COS 58-2 - Species traits, not nested structure, drive the effects of realistic biodiversity losses on productivity

Tuesday, August 7, 2012: 1:50 PM
D138, Oregon Convention Center
Amelia A. Wolf, Ecology, Evolution, and Environmental Biology, Columbia University, New York, NY and Erika S. Zavaleta, Environmental Studies, University of California, Santa Cruz, Santa Cruz, CA
Background/Question/Methods

While most studies of the relationship between biodiversity and ecosystem function have examined randomized diversity losses, real biodiversity loss generally occurs progressively rather than randomly. Progressive, realistic biodiversity losses through time are necessarily strongly nested – that is, each decreasing level of biodiversity represents a subset of the previous higher level of diversity. Studies that have examined realistic biodiversity loss have generally found higher effect sizes on ecosystem functioning relative to randomized diversity loss. However, nestedness within realistic loss orders is a potentially confounding effect because the randomized diversity losses to which they are being compared are usually much less nested. In this study we addressed the question of whether the difference between randomized and realistic biodiversity loss is generated by the degree of realism or the degree of nestedness in the loss order. We isolated the effect of nestedness by performing post-hoc analyses on data from an experimental, field-based biodiversity manipulation in a serpentine grassland at Coyote Ridge, California. Using plots with randomized assemblages of 2, 5, 8, 12, and 16 species, we assigned plots to create 32 highly nested (though non-realistic) loss orders and also generated 32 non-nested orders by random draw from the same set of plots.

Results/Conclusions

Using two measures of nestedness (temperature and NODF), we compared the effect that the degree of nestedness within a loss order has on the relationship between diversity and aboveground productivity. We found that the degree of nestedness does not influence the relationship between diversity and productivity (r2 = 0.00 and P>0.05 for both nestedness temperature and NODF).
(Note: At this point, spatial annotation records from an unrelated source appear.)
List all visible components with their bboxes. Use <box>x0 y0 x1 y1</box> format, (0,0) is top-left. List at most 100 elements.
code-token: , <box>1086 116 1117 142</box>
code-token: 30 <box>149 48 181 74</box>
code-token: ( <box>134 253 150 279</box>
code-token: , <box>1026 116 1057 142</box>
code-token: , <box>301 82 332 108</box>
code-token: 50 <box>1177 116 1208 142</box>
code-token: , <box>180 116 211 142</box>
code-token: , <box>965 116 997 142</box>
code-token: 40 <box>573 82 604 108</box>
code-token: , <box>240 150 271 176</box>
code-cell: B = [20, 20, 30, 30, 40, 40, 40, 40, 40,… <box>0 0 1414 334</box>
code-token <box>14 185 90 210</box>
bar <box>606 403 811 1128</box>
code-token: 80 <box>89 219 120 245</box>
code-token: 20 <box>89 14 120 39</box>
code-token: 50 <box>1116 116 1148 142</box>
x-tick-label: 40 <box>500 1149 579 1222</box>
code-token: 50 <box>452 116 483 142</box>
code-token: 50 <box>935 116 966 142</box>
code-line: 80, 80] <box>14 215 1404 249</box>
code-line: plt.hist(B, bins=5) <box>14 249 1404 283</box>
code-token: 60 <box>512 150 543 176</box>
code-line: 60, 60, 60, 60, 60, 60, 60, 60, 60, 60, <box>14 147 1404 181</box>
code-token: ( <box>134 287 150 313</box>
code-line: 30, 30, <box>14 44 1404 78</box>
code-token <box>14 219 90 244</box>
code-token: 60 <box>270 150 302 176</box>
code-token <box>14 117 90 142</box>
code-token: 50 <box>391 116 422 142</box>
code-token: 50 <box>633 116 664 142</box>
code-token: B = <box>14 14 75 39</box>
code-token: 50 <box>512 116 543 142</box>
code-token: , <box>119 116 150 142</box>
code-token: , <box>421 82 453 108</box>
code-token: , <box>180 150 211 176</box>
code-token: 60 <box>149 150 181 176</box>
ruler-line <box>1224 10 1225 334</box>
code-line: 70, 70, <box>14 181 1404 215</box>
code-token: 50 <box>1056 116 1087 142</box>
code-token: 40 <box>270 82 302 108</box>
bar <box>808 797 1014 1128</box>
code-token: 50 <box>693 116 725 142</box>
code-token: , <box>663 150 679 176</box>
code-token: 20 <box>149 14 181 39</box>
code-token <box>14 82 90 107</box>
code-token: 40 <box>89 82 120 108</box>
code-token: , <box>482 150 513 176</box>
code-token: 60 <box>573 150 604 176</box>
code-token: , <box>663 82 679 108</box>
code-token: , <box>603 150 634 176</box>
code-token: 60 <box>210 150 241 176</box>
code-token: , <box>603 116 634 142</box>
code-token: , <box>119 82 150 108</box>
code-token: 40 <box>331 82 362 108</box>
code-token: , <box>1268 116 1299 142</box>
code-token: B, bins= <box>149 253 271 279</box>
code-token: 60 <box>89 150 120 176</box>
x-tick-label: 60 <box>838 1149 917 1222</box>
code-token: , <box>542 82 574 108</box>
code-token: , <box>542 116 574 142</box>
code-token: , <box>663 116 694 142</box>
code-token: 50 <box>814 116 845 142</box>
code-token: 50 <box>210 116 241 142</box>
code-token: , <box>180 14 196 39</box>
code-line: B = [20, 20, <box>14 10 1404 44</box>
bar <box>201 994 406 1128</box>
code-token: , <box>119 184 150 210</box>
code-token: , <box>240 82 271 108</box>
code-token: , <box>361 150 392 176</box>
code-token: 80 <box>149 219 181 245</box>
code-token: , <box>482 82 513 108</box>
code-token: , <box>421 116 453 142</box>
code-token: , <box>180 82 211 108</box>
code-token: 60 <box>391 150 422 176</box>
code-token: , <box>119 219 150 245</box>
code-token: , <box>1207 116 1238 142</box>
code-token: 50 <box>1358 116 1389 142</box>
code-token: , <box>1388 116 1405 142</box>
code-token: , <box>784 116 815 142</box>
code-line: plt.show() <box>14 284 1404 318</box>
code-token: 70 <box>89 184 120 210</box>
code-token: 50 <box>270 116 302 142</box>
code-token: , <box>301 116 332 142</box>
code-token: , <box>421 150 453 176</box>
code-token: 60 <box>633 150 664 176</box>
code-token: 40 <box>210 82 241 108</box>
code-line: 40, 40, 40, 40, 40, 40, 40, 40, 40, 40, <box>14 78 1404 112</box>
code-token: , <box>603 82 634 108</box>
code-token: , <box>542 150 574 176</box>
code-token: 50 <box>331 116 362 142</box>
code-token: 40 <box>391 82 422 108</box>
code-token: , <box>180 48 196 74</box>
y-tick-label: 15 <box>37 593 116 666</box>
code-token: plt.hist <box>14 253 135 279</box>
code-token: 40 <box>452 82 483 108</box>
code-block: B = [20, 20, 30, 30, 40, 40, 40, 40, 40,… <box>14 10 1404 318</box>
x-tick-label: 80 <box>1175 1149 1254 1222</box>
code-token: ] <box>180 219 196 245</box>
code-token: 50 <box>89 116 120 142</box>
Additionally, nested loss orders demonstrated strong species- and functional trait-specific influences on the productivity-diversity relationship that were not evident from random loss orders. For instance, high persistence of perennials in a nested loss order leads to a positive productivity-diversity relationship while low persistence of perennials does not. Somewhat surprisingly, high persistence of a nitrogen-fixing forb did not lead to higher productivity at lower levels of diversity as has been noted in other experiments. Understanding the relationship between the expected order of species loss and functional traits is becoming increasingly important in the face of ongoing biodiversity loss worldwide. These results suggest that species composition and the order of biodiversity loss rather than nestedness per se drive the productivity-diversity relationship in these experiments.